Today begins with bond yields at new 14 year highs with the ostensible culprit being the inflation reading in the UK overnight. While there’s no question the data served as a catalyst for additional selling in the overnight trading session, it’s not on the same level as the late September fiscal drama when it comes to big, thematic market movers.
A chart of this week’s relative changes in US vs UK bonds is downright surprising given the extent to which UK trading has influence US markets in October.
In fact, the chart above is downright puzzling. If the drama has been in the UK, and UK yields are about 60bps off their highs, why are US yields a few bps higher? This is a very good question, but one that is easier to answer if we zoom out and put both securities on the same axis.
In other words, US 10s have been trending higher in an almost perfectly straight line. UK yields snuck up from behind, caused a ton of volatility and both have now returned to “as if it never even happened” status.
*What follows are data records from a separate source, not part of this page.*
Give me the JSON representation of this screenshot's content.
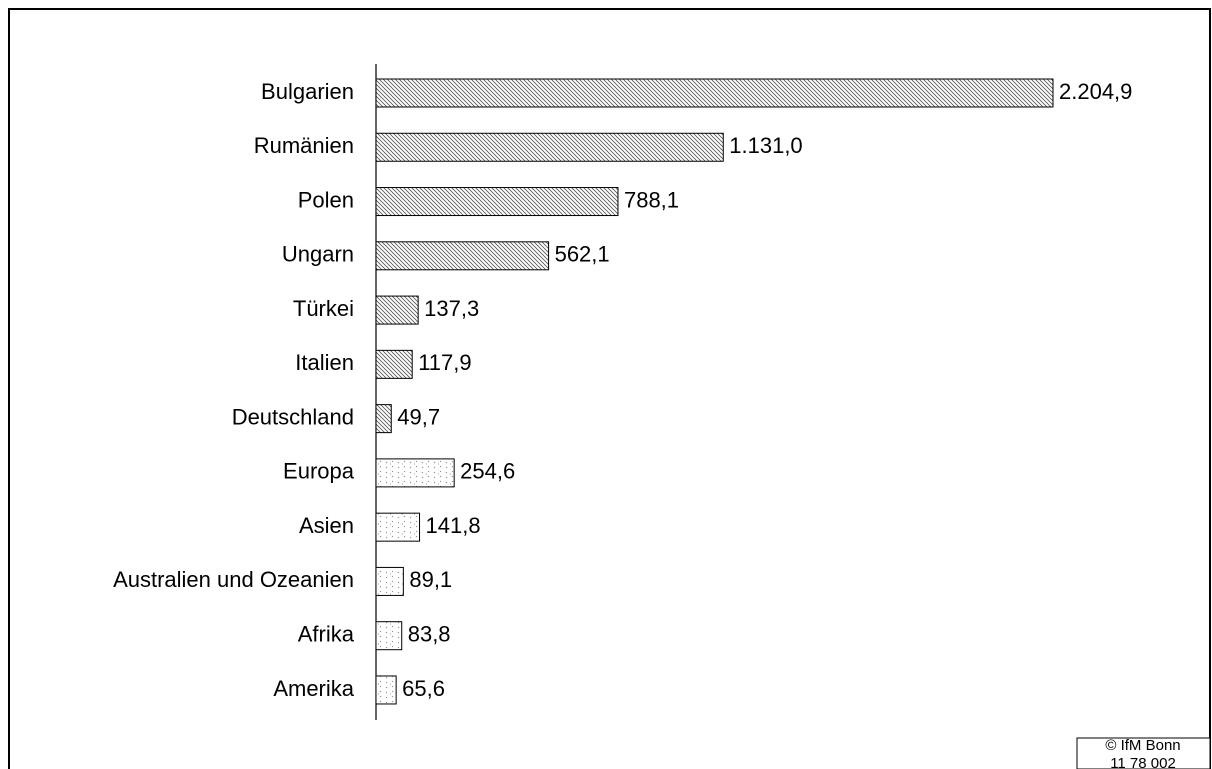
{
  "chart_data": {
    "type": "bar",
    "orientation": "horizontal",
    "categories": [
      "Bulgarien",
      "Rumänien",
      "Polen",
      "Ungarn",
      "Türkei",
      "Italien",
      "Deutschland",
      "Europa",
      "Asien",
      "Australien und Ozeanien",
      "Afrika",
      "Amerika"
    ],
    "values": [
      2204.9,
      1131.0,
      788.1,
      562.1,
      137.3,
      117.9,
      49.7,
      254.6,
      141.8,
      89.1,
      83.8,
      65.6
    ],
    "value_labels": [
      "2.204,9",
      "1.131,0",
      "788,1",
      "562,1",
      "137,3",
      "117,9",
      "49,7",
      "254,6",
      "141,8",
      "89,1",
      "83,8",
      "65,6"
    ],
    "patterns": [
      "hatch",
      "hatch",
      "hatch",
      "hatch",
      "hatch",
      "hatch",
      "hatch",
      "dots",
      "dots",
      "dots",
      "dots",
      "dots"
    ],
    "source": [
      "© IfM Bonn",
      "11 78 002"
    ]
  }
}
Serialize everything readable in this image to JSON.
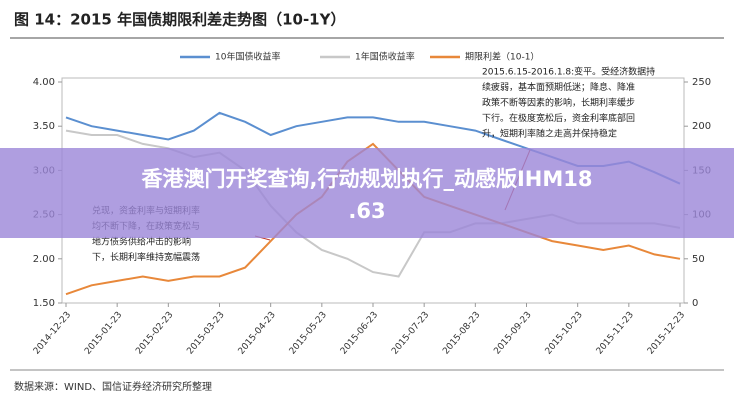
{
  "chart_data": {
    "type": "line",
    "title": "图 14：2015 年国债期限利差走势图（10-1Y）",
    "source": "数据来源：WIND、国信证券经济研究所整理",
    "overlay": "香港澳门开奖查询,行动规划执行_动感版IHM18.63",
    "categories": [
      "2014-12-23",
      null,
      "2015-01-23",
      null,
      "2015-02-23",
      null,
      "2015-03-23",
      null,
      "2015-04-23",
      null,
      "2015-05-23",
      null,
      "2015-06-23",
      null,
      "2015-07-23",
      null,
      "2015-08-23",
      null,
      "2015-09-23",
      null,
      "2015-10-23",
      null,
      "2015-11-23",
      null,
      "2015-12-23"
    ],
    "series": [
      {
        "name": "10年国债收益率",
        "color": "#5b8fd0",
        "values": [
          3.6,
          3.5,
          3.45,
          3.4,
          3.35,
          3.45,
          3.65,
          3.55,
          3.4,
          3.5,
          3.55,
          3.6,
          3.6,
          3.55,
          3.55,
          3.5,
          3.45,
          3.35,
          3.25,
          3.15,
          3.05,
          3.05,
          3.1,
          2.98,
          2.85
        ]
      },
      {
        "name": "1年国债收益率",
        "color": "#c8c8c8",
        "values": [
          3.45,
          3.4,
          3.4,
          3.3,
          3.25,
          3.15,
          3.2,
          3.0,
          2.6,
          2.3,
          2.1,
          2.0,
          1.85,
          1.8,
          2.3,
          2.3,
          2.4,
          2.4,
          2.45,
          2.5,
          2.4,
          2.4,
          2.4,
          2.4,
          2.35
        ]
      },
      {
        "name": "期限利差（10-1）",
        "color": "#e8883a",
        "axis": "y2",
        "values": [
          10,
          20,
          25,
          30,
          25,
          30,
          30,
          40,
          70,
          100,
          120,
          160,
          180,
          150,
          120,
          110,
          100,
          90,
          80,
          70,
          65,
          60,
          65,
          55,
          50
        ]
      }
    ],
    "ylim": [
      1.5,
      4.0
    ],
    "yticks": [
      {
        "value": 1.5,
        "label": "1.50"
      },
      {
        "value": 2.0,
        "label": "2.00"
      },
      {
        "value": 2.5,
        "label": "2.50"
      },
      {
        "value": 3.0,
        "label": "3.00"
      },
      {
        "value": 3.5,
        "label": "3.50"
      },
      {
        "value": 4.0,
        "label": "4.00"
      }
    ],
    "y2lim": [
      0,
      250
    ],
    "y2ticks": [
      0,
      50,
      100,
      150,
      200,
      250
    ],
    "annotations": [
      {
        "lines": [
          "2015.6.15-2016.1.8:变平。受经济数据持",
          "续疲弱，基本面预期低迷；降息、降准",
          "政策不断等因素的影响，长期利率缓步",
          "下行。在极度宽松后，资金利率底部回",
          "升，短期利率随之走高并保持稳定"
        ]
      },
      {
        "lines": [
          "兑现，资金利率与短期利率",
          "均不断下降，在政策宽松与",
          "地方债务供给冲击的影响",
          "下，长期利率维持宽幅震荡"
        ]
      }
    ]
  }
}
Remember the uptrend line we’d been tracking for most of the past two months? Remove the UK drama and…
As for the “why” behind the ongoing uptrend, that’s more of an open question. Apprehension is certainly part of it. Upcoming concerns like today’s 20yr bond auction, corporate issuance, corporate earnings, and another pre-Fed-meeting blackout period starting this weekend are all worth considering. While we have, at times, seen evidence of buyers stepping in when yields moved over 4%, that clearly hasn’t been enough to sustain a ceiling. We’re increasingly inclined to give more credit to short-covering for the early October recovery and to the re-setting of the inflation data countdown clock (the one that won’t officially start until core inflation moves down from 0.6% month-over-month) for the weakness seen after last week’s CPI and Consumer Sentiment data.